All the public discussions about the counter-guerrilla in the context of the Ergenekon operations, the consciousness of the masses growing especially since the assassination of the Armenian journalist Hrant Dink in January 2007 and the mass protests following it, strongly put the issue of demanding account on the agenda of a broad public opinion.
The
ESP (Socialist Platform of the Oppressed) organised from August 9 to September 12 every Saturday at 11 am actions in many cities demanding the conviction of those responsible for the massacres of the counter-guerrilla and the clearing of these crimes. Every week, they put one massacre, assassination or attack at the centre and prepared detailed "indictments of the people" reminding the facts and demanding justice. Among the topics discussed were the counter-guerrilla massacres in
Maras ,
Corum , Sivas,
Gazi and Gungoren, the assassinations of intellectuals, forced disappearances and prison massacres, massacres against the working class and revolutionaries, anticommunist terror, the crimes of the dirty war in Kurdistan, the massacres against non-Moslem people and finally the military coups.
Thereafter, the Socialist Platform of the Oppressed continued demanding justice by organizing a bicycle tour between September 23 and 28 under the slogan ""The counter-guerrilla must be dissolved, the putschists must be convicted. We want justice" stopping at places, where massacres and other crimes took place and organising press conference there.
Also many other events and actions demanding justice took place all over Turkey and Northern Kurdistan around the September 12. The biggest meeting took place on September 13 in Izmir organised by the
DISK (Confederation of Revolutionary Workers' Unions), where 40,000 people made clear, that they did not forget the fascist coup even after so many years and raised the demand to convict the putschist generals. Many trade-unions, platforms and political parties, among them the ESP,
DTP (Party of Democratic Society), DISK,
KESK (Confederation of Public Employees' Unions),
SDP (Party of Socialist Democracy) and many others, marched shoulder on shoulder against the putschists.
The mass meetings of this year have shown, that there is a big potential in our country for the development of a strong mass movement demanding account from the putschist generals like the peoples in Latin America already did.
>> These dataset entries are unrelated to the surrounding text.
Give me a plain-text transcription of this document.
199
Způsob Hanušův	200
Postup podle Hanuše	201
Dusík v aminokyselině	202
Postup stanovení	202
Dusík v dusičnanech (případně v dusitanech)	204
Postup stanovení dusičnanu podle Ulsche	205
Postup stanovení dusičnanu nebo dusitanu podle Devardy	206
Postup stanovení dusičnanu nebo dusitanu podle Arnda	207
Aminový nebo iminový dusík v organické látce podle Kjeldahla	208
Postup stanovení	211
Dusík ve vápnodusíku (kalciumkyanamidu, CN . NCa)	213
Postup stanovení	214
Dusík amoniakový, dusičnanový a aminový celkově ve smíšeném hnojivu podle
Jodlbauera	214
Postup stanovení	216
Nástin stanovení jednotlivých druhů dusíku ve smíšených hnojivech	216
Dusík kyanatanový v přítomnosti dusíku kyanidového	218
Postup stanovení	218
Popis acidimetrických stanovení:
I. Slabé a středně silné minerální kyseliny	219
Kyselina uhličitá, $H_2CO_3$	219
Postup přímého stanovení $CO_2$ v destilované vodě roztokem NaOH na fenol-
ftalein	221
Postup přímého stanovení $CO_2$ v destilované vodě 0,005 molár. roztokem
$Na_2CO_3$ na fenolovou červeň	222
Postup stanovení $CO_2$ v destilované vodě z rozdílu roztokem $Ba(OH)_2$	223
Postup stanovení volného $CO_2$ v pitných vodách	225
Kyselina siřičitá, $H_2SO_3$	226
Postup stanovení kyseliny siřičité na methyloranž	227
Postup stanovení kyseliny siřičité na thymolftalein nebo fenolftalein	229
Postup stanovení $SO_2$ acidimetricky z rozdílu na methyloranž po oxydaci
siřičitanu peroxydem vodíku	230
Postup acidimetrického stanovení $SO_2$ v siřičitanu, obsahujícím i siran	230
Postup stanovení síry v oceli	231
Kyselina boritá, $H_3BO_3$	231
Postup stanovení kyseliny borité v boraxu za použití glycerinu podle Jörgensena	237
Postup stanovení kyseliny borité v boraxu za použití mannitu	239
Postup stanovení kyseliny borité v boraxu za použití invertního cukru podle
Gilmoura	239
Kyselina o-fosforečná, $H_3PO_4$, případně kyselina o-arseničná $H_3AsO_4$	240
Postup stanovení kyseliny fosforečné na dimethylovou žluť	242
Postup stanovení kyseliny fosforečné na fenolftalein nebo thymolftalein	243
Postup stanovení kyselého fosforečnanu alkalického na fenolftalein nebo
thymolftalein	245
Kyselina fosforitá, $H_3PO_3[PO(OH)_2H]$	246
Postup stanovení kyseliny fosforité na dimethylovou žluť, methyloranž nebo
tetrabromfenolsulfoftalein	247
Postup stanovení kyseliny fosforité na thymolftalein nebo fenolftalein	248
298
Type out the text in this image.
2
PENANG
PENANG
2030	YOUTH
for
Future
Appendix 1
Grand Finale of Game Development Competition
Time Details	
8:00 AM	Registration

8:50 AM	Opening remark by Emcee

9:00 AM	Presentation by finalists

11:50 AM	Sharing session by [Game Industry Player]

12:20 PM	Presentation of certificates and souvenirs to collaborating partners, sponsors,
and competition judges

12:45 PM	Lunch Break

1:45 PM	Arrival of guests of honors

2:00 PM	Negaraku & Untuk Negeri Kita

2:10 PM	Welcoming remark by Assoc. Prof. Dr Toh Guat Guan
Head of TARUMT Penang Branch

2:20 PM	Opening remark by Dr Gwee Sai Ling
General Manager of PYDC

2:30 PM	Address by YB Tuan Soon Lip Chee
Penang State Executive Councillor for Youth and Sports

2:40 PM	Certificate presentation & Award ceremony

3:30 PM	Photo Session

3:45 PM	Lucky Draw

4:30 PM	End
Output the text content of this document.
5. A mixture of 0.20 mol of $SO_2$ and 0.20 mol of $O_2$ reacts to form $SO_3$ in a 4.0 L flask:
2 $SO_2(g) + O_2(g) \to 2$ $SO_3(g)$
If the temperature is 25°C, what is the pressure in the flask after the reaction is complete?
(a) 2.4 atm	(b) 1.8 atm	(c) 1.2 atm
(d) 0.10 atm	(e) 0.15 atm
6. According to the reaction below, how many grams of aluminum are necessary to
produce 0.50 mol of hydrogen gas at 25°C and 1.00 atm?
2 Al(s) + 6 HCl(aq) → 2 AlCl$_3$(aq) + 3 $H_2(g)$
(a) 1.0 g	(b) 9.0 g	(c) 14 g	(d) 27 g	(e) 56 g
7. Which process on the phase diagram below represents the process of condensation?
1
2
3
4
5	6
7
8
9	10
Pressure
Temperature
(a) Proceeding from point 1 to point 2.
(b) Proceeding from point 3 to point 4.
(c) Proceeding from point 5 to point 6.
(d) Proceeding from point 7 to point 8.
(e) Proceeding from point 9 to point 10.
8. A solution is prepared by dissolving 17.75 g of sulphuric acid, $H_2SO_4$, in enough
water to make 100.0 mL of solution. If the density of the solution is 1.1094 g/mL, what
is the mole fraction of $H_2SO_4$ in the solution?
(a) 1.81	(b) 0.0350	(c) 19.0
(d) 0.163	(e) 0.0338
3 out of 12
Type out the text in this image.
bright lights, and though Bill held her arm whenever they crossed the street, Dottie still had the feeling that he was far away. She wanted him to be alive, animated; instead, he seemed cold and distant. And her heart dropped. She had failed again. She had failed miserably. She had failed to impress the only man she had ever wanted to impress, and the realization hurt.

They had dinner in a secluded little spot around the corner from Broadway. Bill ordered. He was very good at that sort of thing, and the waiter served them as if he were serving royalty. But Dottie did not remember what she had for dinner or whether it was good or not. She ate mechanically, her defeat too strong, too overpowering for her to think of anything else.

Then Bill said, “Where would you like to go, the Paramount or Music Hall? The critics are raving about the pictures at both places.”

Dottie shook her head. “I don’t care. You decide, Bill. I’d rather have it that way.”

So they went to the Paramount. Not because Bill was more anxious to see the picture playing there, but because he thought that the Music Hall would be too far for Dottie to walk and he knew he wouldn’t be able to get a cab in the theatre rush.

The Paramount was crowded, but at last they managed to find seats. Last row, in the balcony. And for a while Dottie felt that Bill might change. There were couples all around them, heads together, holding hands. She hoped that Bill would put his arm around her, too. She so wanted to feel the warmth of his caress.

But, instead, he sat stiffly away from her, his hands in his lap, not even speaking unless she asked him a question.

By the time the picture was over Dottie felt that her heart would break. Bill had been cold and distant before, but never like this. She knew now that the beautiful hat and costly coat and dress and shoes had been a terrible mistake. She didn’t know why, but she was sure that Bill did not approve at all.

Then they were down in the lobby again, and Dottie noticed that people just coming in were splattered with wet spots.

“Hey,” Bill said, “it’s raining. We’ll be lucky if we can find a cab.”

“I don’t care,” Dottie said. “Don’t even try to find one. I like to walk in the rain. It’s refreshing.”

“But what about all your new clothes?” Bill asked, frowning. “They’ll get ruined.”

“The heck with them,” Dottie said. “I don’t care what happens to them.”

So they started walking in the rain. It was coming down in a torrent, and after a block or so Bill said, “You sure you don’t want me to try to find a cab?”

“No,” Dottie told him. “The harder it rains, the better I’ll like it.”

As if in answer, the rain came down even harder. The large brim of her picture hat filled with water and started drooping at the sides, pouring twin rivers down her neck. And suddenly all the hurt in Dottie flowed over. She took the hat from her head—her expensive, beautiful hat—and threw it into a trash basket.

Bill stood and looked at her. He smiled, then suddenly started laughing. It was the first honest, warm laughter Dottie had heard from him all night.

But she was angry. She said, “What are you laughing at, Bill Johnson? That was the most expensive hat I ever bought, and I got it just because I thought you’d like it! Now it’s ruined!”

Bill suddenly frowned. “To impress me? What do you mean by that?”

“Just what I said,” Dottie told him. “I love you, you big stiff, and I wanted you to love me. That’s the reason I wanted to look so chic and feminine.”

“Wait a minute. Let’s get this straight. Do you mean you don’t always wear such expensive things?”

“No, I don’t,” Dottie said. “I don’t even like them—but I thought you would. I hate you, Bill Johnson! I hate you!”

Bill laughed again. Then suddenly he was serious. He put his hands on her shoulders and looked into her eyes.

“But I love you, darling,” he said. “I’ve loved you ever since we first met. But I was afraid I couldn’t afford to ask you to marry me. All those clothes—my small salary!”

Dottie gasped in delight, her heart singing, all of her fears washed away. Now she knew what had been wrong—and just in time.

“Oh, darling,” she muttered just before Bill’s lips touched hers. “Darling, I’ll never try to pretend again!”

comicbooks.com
The conditions are ripening for calling to account not only the putschist generals of September 12, but also those responsible of the dirty war in Kurdistan, for all the crimes of the counter-guerrilla like forced disappearance, extra-legal killings, mass massacres, assassinations of progressive intellectuals, to put it in a nutshell, the regime as a whole, because all this crimes of the putschists and elements of the counter-guerrilla are no separate issues, but links of the same chain, the counter-guerrilla regime itself, and it is time to call upon the people to demand account in the streets.
The next important date for demanding justice will be October 20, the first day of the Ergenekon trial. Many of the criminals of the counter-guerrilla will sit in the dock and we have to use this opportunity to demand justice. The bourgeois courts will not do this for us, only the peoples are able to ask for account and convict them.